Endpoint conclusion:

no adverse effect observed

Dose descriptor:

NOAEL

1 000 mg/kg bw/day

Study duration:

subacute

Species:

rat

Quality of whole database:

The study is GLP-compliant and of high quality (Klimisch score = 1)

Repeated dose toxicity: inhalation - systemic effects

Endpoint conclusion

Endpoint conclusion:

no study available

Repeated dose toxicity: inhalation - local effects

Endpoint conclusion

Endpoint conclusion:

no study available

Repeated dose toxicity: dermal - systemic effects

Endpoint conclusion

Endpoint conclusion:

no study available

Repeated dose toxicity: dermal - local effects

Endpoint conclusion

Endpoint conclusion:

no study available

Additional information

In an OECD guideline 422 study (Combined Repeated Dose Toxicity Study and Reproductive/ Developmental Toxicity Screening Study in the Crl:CD(SD) Rat by Oral Gavage Administration) Solvent Green 28 (CAS 4851-50-7) was administered to three groups of ten male and ten female rats by oral gavage administration, for approximately 6 weeks (males) and up to eight weeks (females) (including a two week pre-pairing phase, pairing, gestation and early lactation for females), at dose levels of 100, 300 and 1000 mg/kg bw/day.  A similarly constituted control group received the vehicle, corn oil, at the same volume dose as the treated groups.

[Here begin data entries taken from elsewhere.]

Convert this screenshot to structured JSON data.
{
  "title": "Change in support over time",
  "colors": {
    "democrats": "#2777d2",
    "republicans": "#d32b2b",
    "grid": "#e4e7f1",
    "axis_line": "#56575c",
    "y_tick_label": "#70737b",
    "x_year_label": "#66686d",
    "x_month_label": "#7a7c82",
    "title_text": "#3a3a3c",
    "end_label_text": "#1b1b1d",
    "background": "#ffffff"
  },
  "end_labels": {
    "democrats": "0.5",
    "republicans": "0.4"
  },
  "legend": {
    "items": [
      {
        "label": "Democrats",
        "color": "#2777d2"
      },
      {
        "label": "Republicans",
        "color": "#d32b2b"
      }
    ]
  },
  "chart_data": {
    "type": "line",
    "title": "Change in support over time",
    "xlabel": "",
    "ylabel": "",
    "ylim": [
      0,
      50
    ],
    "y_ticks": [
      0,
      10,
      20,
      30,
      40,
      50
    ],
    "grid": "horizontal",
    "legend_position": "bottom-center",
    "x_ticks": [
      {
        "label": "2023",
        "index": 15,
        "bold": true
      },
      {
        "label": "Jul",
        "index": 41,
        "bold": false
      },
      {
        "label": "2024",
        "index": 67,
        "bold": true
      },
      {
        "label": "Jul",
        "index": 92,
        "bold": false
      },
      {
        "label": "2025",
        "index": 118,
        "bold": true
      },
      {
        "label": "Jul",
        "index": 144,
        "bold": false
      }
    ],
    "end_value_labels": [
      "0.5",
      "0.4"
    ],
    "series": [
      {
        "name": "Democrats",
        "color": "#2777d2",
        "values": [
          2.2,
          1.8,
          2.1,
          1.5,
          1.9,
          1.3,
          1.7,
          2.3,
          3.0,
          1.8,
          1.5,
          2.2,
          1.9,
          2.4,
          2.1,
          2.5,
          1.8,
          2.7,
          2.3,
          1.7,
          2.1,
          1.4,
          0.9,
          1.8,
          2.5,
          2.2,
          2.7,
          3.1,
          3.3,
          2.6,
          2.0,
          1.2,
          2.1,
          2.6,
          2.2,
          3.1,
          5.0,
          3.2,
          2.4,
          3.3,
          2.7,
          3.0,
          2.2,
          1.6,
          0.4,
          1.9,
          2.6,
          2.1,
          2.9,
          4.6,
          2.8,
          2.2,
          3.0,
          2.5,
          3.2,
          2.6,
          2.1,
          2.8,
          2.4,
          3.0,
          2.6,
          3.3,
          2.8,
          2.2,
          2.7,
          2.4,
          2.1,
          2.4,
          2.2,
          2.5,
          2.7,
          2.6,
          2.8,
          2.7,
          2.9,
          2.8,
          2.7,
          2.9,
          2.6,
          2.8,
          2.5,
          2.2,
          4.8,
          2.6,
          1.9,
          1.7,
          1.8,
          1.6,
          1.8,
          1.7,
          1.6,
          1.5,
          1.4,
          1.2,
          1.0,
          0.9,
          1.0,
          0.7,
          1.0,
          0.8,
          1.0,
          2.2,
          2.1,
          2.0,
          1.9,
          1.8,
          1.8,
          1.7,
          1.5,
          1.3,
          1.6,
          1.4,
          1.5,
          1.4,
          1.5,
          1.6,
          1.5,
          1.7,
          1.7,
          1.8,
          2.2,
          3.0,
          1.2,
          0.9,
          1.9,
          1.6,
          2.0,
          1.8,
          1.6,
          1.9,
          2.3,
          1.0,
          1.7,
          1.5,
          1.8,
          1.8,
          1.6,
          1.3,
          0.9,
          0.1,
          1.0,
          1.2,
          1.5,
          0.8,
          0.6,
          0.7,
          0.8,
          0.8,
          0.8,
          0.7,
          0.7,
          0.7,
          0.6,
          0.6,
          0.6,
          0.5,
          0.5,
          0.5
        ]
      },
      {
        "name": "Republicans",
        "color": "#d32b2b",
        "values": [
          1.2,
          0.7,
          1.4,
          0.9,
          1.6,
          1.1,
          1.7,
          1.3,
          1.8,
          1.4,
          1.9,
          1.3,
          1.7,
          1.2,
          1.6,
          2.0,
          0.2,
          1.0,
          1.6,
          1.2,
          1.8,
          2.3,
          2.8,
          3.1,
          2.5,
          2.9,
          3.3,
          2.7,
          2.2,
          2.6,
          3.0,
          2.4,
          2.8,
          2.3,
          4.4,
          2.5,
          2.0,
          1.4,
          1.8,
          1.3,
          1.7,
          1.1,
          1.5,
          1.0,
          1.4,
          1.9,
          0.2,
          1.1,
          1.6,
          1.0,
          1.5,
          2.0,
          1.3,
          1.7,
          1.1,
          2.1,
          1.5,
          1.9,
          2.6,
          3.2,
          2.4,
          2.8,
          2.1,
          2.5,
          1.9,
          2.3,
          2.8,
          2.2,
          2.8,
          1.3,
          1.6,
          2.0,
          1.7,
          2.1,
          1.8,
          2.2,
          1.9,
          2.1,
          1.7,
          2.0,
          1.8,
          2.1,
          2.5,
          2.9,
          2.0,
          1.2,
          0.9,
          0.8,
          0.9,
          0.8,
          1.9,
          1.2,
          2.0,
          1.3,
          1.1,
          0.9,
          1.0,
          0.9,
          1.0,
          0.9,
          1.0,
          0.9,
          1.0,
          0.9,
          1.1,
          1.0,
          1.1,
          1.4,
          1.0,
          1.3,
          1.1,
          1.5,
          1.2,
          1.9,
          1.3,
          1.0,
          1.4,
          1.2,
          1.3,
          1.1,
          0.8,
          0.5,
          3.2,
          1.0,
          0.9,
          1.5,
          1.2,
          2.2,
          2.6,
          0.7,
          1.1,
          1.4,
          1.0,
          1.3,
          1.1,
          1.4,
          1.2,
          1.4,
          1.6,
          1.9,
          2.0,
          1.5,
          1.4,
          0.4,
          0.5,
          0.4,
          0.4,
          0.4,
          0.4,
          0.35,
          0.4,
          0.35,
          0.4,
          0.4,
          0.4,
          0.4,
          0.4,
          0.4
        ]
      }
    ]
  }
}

The no-observed adverse-effect level (NOAEL) of Solvent Green 28 for systemic toxicity was considered to be 1000 mg/kg/day and the no-observed adverse-effect level (NOAEL) of Solvent Green 28 for reproductive/developmental toxicity was also considered to be 1000 mg/kg/day.

Justification for classification or non-classification

Harmonised classification:

The substance has no harmonised classification according to the Regulation (EC) No. 1272/2008 (CLP). 

 

Self-classification:

In a subacute study with Solvent Green 28 (CAS 4851-50-7) a NOAEL of 1000 mg/kg bw/day was found for male and female rats. 

According to CLP classification criteria (Regulation (EC) No 1272/2008) a classification is not justified.